Detail Kegiatan Bunda

Meningkatkan Kualitas Interaksi Anak dan Orang Tua melalui Literasi Emosional

📅2025-07-31 📍PENDOPO KECAMTAN BULUKERTO 🏷️Sosialisasi / Penyuluhan 👥90 peserta
Ny. Suyati — Kecamatan Kecamatan Bulukerto

Kegiatan Sosialisasi Jam Intan ( Jam Interaksi Positif Anak) di Kecamatan Bulukerto merupakan upaya strategis dalam membangun kedekatan emosional antara orang tua dan anak melalui interaksi positif tanpa penggunaan gawai. Program unggulan Pokja I TP PKK ini menekankan pentingnya waktu khusus setiap hari untuk menguatkan komunikasi dan pengasuhan yang sehat, sebagai bagian dari pengembangan literasi emosional dalam keluarga. Dengan demikian, orang tua didorong untuk aktif mendengarkan, berdialog, dan berbagi pengalaman bersama anak, yang menjadi fondasi penting dalam membentuk karakter dan pola asuh positif. Ini merupakan waktu harian khusus, biasanya 1-2 jam tanpa gawai, yang diisi dengan kasih sayang dan interaksi positif, seperti mengobrol atau bermain bersama, untuk memperkuat kharakter anak.

  • Tujuan Utama: Meningkatkan kualitas hubungan orang tua dan anak, mencegah anak dari pengaruh negatif, dan membangun pola asuh positif.
  • Aktivitas: Orang tua meluangkan waktu khusus untuk berinteraksi penuh perhatian (tanpa gangguan HP/pekerjaan) untuk mengobrol, mendengarkan cerita, mendampingi belajar, atau bermain.
  • Fokus Pokja I: Program ini digalakkan oleh Pokja I PKK (bidang Penghayatan dan Pengamalan Pancasila) sebagai bagian dari pengasuhan anak yang sehat.

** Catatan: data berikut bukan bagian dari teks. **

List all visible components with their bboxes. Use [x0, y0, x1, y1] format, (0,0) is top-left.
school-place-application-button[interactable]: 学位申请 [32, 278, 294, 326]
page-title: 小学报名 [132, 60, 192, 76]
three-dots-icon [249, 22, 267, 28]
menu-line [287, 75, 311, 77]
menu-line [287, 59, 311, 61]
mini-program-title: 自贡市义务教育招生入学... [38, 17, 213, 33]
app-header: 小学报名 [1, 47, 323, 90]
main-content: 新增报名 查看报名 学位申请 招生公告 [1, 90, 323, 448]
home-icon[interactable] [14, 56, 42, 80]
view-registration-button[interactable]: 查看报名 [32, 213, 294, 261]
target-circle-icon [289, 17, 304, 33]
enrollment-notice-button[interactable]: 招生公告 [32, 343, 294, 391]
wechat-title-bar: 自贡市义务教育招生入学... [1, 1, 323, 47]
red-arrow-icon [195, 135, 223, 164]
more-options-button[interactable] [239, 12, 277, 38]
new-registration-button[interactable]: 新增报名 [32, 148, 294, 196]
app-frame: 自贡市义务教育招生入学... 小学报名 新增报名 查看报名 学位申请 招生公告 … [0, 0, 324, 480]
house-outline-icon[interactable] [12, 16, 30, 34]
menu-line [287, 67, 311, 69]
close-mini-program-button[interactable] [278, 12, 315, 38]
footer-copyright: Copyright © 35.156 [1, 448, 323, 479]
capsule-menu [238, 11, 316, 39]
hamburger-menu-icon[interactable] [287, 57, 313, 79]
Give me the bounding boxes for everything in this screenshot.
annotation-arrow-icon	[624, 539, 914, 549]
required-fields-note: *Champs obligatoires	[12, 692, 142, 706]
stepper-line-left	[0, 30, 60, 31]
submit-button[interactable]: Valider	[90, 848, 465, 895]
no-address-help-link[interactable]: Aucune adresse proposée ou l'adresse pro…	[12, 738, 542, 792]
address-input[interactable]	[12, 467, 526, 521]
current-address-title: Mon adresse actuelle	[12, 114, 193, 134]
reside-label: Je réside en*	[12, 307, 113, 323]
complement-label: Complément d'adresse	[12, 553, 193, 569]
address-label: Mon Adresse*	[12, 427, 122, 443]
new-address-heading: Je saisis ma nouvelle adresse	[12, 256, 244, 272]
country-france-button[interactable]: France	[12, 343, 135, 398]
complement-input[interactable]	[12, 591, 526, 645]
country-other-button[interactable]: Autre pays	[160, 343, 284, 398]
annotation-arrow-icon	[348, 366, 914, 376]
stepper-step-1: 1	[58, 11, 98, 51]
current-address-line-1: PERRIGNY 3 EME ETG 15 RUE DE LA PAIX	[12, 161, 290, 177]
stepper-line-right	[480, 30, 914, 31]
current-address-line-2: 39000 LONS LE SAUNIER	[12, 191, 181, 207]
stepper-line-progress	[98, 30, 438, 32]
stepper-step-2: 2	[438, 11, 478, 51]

Sosialisasi Jam Intan gencar ditindak lanjuti disosialisasikan oleh TP PKK Desa/Kelurahan Se-Kecamatan Bulukerto, seperti Kelurahan Bulukerto, Desa Krandegan, Desa Ngaglik, Desa Domas dan Desa-desa lainnya di Kecamatan Bulukerto untuk mendukung ketahanan keluarga. Melalui sosialisasi yang dilaksanakan di Pendopo Kecamatan Bulukerto dan didukung oleh TP PKK Desa/Kelurahan se-Kecamatan Bulukerto, program ini memperkuat ketahanan keluarga dengan meningkatkan kemampuan warga belajar dalam mengelola interaksi keluarga secara sehat dan bermakna. Pendekatan literasi emosional ini sekaligus menjadi landasan dalam mencegah pengaruh negatif serta memperkuat budaya komunikasi yang efektif di lingkungan rumah tangga. Kegiatan ini dipandu oleh Bunda Literasi, Dra. Djuwarijah, M.Si, yang memberikan wawasan serta motivasi dalam mengimplementasikan Jam Intan sebagai bagian dari pengasuhan anak yang berkualitas.